Six weeks after what seemed like a diplomatic coup in New York,
concerns are growing in Israel over the Palestinians' recent moves in the UN.
An Israeli official well versed in the matter told Ynet that "there was a crack among the block of states that were supposed to prevent the Palestinian declaration
in the UN Security Council.
The time that has elapsed since September, the Shalit prisoner swap
deal, the Palestinians' efforts around the world and the inability of the Quartet to bring both sides to the negotiating table all create a problematic dynamic for Israel.
Netanyahu speaks at UN in Spetember (Photo: GPO)
"There is no longer a sense of impending war in the air as there was in September and that weakens the states that were supposed to stand against the Palestinians."
The deliberations over the Palestinian request will be held within the next few days and the concern among Israeli officials is that they "lost the momentum" and that the Palestinians' move is gathering speed.

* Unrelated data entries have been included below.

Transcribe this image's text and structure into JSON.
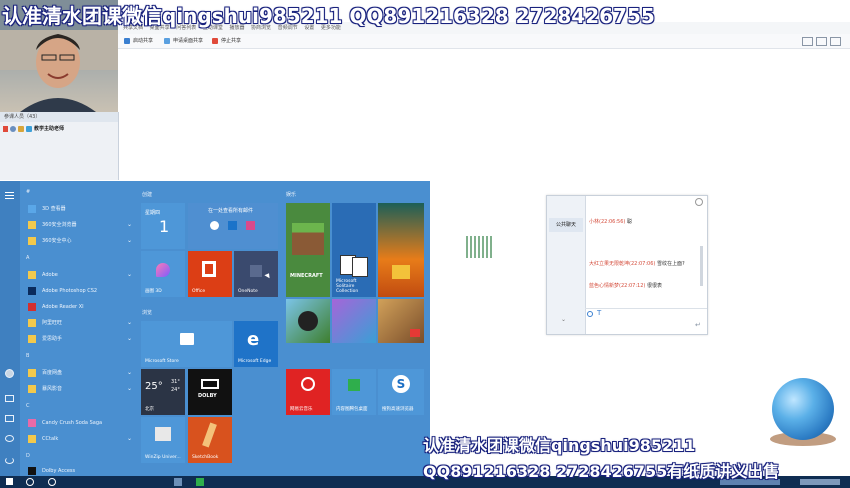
{
  "watermark": {
    "top": "认准清水团课微信qingshui985211   QQ891216328  2728426755",
    "bottom_line1": "认准清水团课微信qingshui985211",
    "bottom_line2": "QQ891216328  2728426755有纸质讲义出售"
  },
  "participants": {
    "header": "参课人员（43）",
    "row_name": "教学主助老师"
  },
  "menubar": [
    "共享文档",
    "桌面共享",
    "问答列表",
    "互动课堂",
    "播放器",
    "协商浏览",
    "音频调节",
    "设置",
    "更多功能"
  ],
  "toolbar": {
    "btn1": "启动共享",
    "btn2": "申请桌面共享",
    "btn3": "停止共享"
  },
  "startmenu": {
    "group_create": "创建",
    "group_play": "娱乐",
    "group_browse": "浏览",
    "letters": [
      "#",
      "A",
      "B",
      "C",
      "D"
    ],
    "apps": [
      {
        "label": "3D 查看器",
        "chev": false
      },
      {
        "label": "360安全浏览器",
        "chev": true
      },
      {
        "label": "360安全中心",
        "chev": true
      },
      {
        "label": "Adobe",
        "chev": true
      },
      {
        "label": "Adobe Photoshop CS2",
        "chev": false
      },
      {
        "label": "Adobe Reader XI",
        "chev": false
      },
      {
        "label": "阿里旺旺",
        "chev": true
      },
      {
        "label": "爱思助手",
        "chev": true
      },
      {
        "label": "百度网盘",
        "chev": true
      },
      {
        "label": "暴风影音",
        "chev": true
      },
      {
        "label": "Candy Crush Soda Saga",
        "chev": false
      },
      {
        "label": "CCtalk",
        "chev": true
      },
      {
        "label": "Dolby Access",
        "chev": false
      }
    ],
    "tiles": {
      "calendar_day": "星期四",
      "calendar_date": "1",
      "mail_header": "在一处查看所有邮件",
      "paint3d": "画图 3D",
      "office": "Office",
      "onenote": "OneNote",
      "minecraft": "MINECRAFT",
      "solitaire": "Microsoft Solitaire Collection",
      "store": "Microsoft Store",
      "edge": "Microsoft Edge",
      "weather_temp": "25°",
      "weather_hi": "31°",
      "weather_lo": "24°",
      "weather_city": "北京",
      "dolby": "DOLBY",
      "netease": "网易云音乐",
      "zhuangshi": "内容图腾包桌面",
      "sogou": "搜狗高速浏览器",
      "winzip": "WinZip Univer...",
      "sketchbook": "SketchBook"
    }
  },
  "chat": {
    "tab": "公共聊天",
    "messages": [
      {
        "name": "小林(22:06:56)",
        "text": "聪",
        "color": "red"
      },
      {
        "name": "大红立果无限乾坤(22:07:06)",
        "text": "雪纹在上面?",
        "color": "red"
      },
      {
        "name": "蓝色心情新梦(22:07:12)",
        "text": "很很表",
        "color": "red"
      }
    ]
  },
  "colors": {
    "start_bg": "#4a8fd0",
    "taskbar": "#0f2d52",
    "watermark_outline": "#1a237e"
  }
}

Moreover, France has announced that it intends to abstain in the UNSC vote, a move that increases the chances that the US will need to veto the Palestinian bid, a step the US was trying to avoid at all costs.
Yet in spite of these developments and the Palestinians' recent admittance to UNESCO,
officials in Washington said that "there are assessments claiming that the Palestinians will not rush to pursue admittance to additional international organizations, admittance that will force the US to halt monetary transfers
to those organizations.
"It is still unclear," said one senior Israeli functionary. "At the moment there are conflicting assessments."
Meanwhile, Israel is formulating a series of steps with which to respond to the Palestinian moves. One official referred to the steps as a kind of "price tag" reaction to the Palestinians' unilateral moves.
"The Palestinians need to know that they will not be able to proceed without some form of Israeli response."
The official reiterated his doubts over the efficiency of halting the transfer of funds to the Palestinian Authority, a move that may hurt the Authority's ability to pay the salaries of the security personnel who prevent terrorist activities against Israel.